!in

daoryn asdf at sfa.we
Wed Feb 17 08:45:00 PST 2010


bearophile Wrote:

> I've seen this change:
> http://dsource.org/projects/dmd/changeset/388
> 
> !in is one of the things I have asked in the first list of requests I have posted in this newsgroup a lot of time ago :-) Glad to see few of those things get implemented. Thank you.
> 
> The related thing I was asking for, is to use "in" for a linear search of single items inside an array, as in Python, a very handy thing that's used frequently (CPython it also implements an efficient algorithm to search for a substring: http://effbot.org/zone/stringlib.htm  But probably Andrei wants such substring search to be a separated algorithm, even if it's very specifically tuned for strings only and not for arrays in general. I can understand this).
> 
> Bye,
> bearophile

I tried to rename the function opIn hoping it would get automatically assumed to be synonim to the "in" operator, but ended up having to put it on my "common.d" file and explicitly use it.

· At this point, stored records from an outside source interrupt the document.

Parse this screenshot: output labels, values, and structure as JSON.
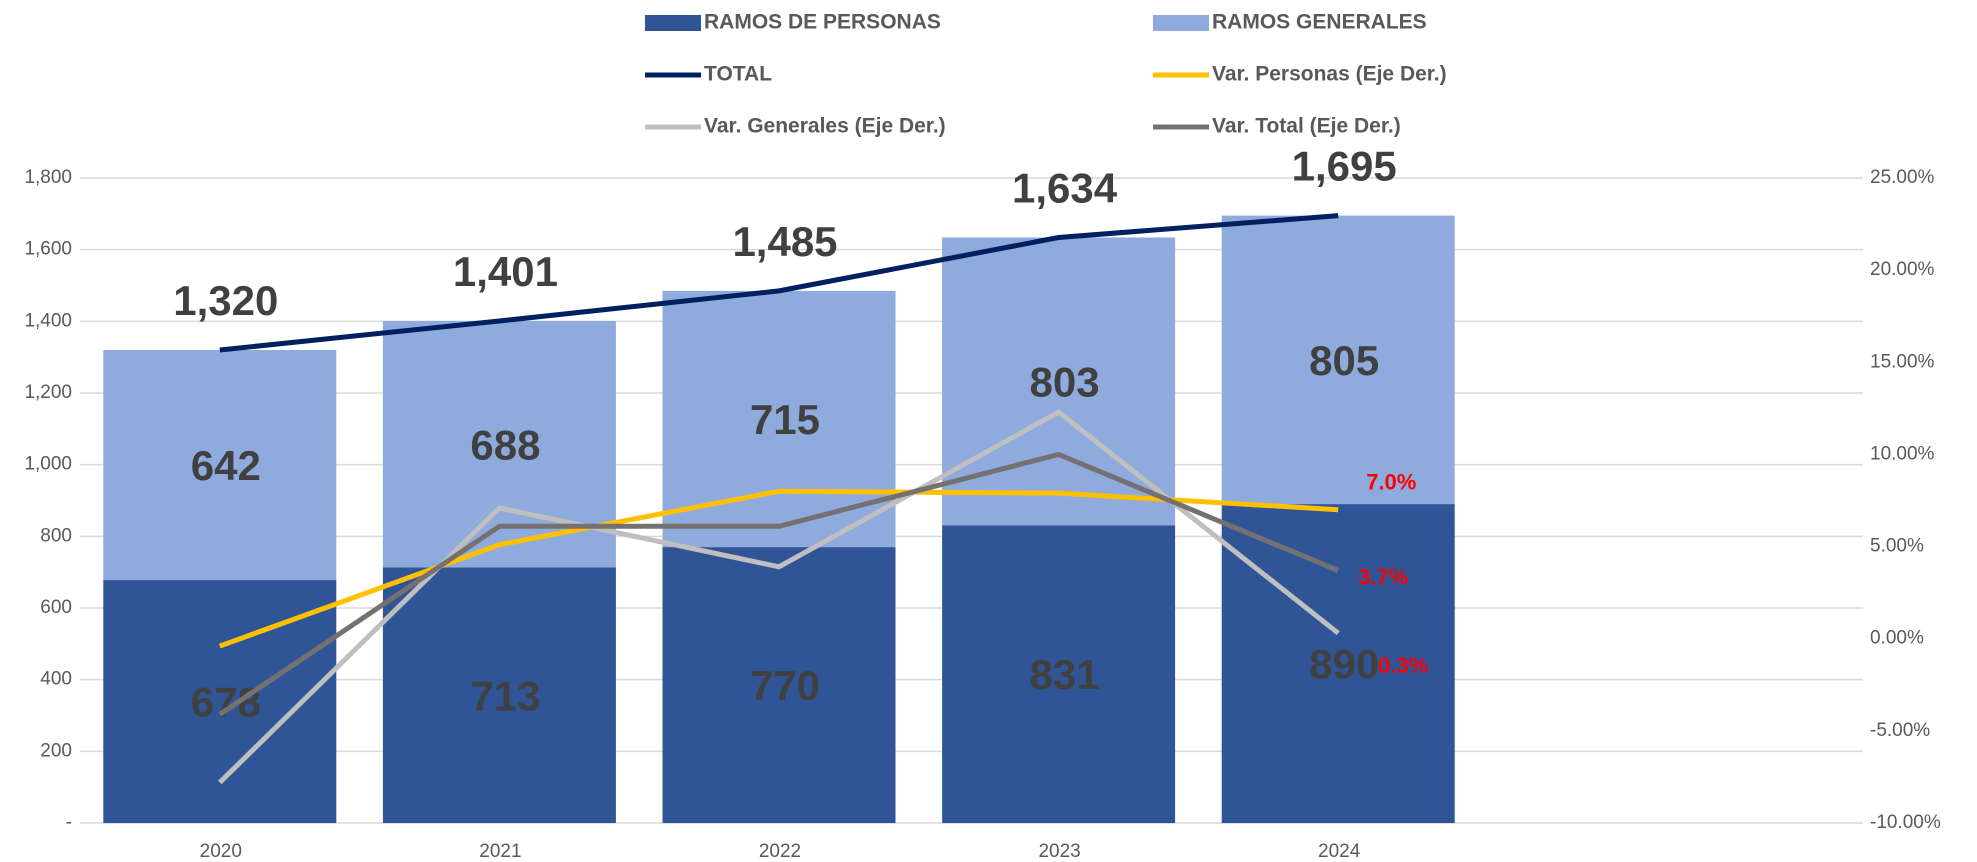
{
  "chart_data": {
    "type": "bar",
    "stacked": true,
    "categories": [
      "2020",
      "2021",
      "2022",
      "2023",
      "2024"
    ],
    "ylim": [
      0,
      1800
    ],
    "yticks": [
      {
        "value": 0,
        "label": "-"
      },
      200,
      400,
      600,
      800,
      {
        "value": 1000,
        "label": "1,000"
      },
      {
        "value": 1200,
        "label": "1,200"
      },
      {
        "value": 1400,
        "label": "1,400"
      },
      {
        "value": 1600,
        "label": "1,600"
      },
      {
        "value": 1800,
        "label": "1,800"
      }
    ],
    "y2lim": [
      -10,
      25
    ],
    "y2ticks": [
      {
        "value": -10,
        "label": "-10.00%"
      },
      {
        "value": -5,
        "label": "-5.00%"
      },
      {
        "value": 0,
        "label": "0.00%"
      },
      {
        "value": 5,
        "label": "5.00%"
      },
      {
        "value": 10,
        "label": "10.00%"
      },
      {
        "value": 15,
        "label": "15.00%"
      },
      {
        "value": 20,
        "label": "20.00%"
      },
      {
        "value": 25,
        "label": "25.00%"
      }
    ],
    "grid": true,
    "series": [
      {
        "name": "RAMOS DE PERSONAS",
        "type": "bar",
        "color": "#2f5597",
        "values": [
          678,
          713,
          770,
          831,
          890
        ]
      },
      {
        "name": "RAMOS GENERALES",
        "type": "bar",
        "color": "#8faadc",
        "values": [
          642,
          688,
          715,
          803,
          805
        ]
      },
      {
        "name": "TOTAL",
        "type": "line",
        "color": "#002060",
        "values": [
          1320,
          1401,
          1485,
          1634,
          1695
        ],
        "value_labels": [
          "1,320",
          "1,401",
          "1,485",
          "1,634",
          "1,695"
        ]
      },
      {
        "name": "Var. Personas (Eje Der.)",
        "type": "line",
        "axis": "y2",
        "color": "#ffc000",
        "values": [
          -0.4,
          5.1,
          8.0,
          7.9,
          7.0
        ],
        "value_labels": [
          null,
          null,
          null,
          null,
          "7.0%"
        ]
      },
      {
        "name": "Var. Generales (Eje Der.)",
        "type": "line",
        "axis": "y2",
        "color": "#bfbfbf",
        "values": [
          -7.8,
          7.1,
          3.9,
          12.3,
          0.3
        ],
        "value_labels": [
          null,
          null,
          null,
          null,
          "0.3%"
        ]
      },
      {
        "name": "Var. Total  (Eje Der.)",
        "type": "line",
        "axis": "y2",
        "color": "#767171",
        "values": [
          -4.1,
          6.1,
          6.1,
          10.0,
          3.7
        ],
        "value_labels": [
          null,
          null,
          null,
          null,
          "3.7%"
        ]
      }
    ]
  }
}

public bool inArray(T)(in const(T)[] array, in T elem) pure
{
	foreach(size_t i, T e; array) if (e==elem) return true;
	return false;
}

Would be nice also to have a general search function such as

public int findFirst(T)(in const(T)[] haystack, in const(T)[] needle) pure
in
{
	assert(haystack.length!=0, "haystack.length on slices!() == 0");
	assert(needle.length!=0, "haystack.length on slices!() == 0");
	assert(haystack.length>=needle.length, "Needle is bigger than haystack.");
}
out (result)
{
	assert(result>=-1);
	assert(result<=(haystack.length-needle.length));
}
body
{
	const int end=(haystack.length-needle.length)+1;
	for (int i=0; i<end; i++) if (haystack[i..i+needle.length]==needle) return i;
	return -1;
}

I found something similar on std.array but discovered that syntax was very obscure and ended up making my own functions.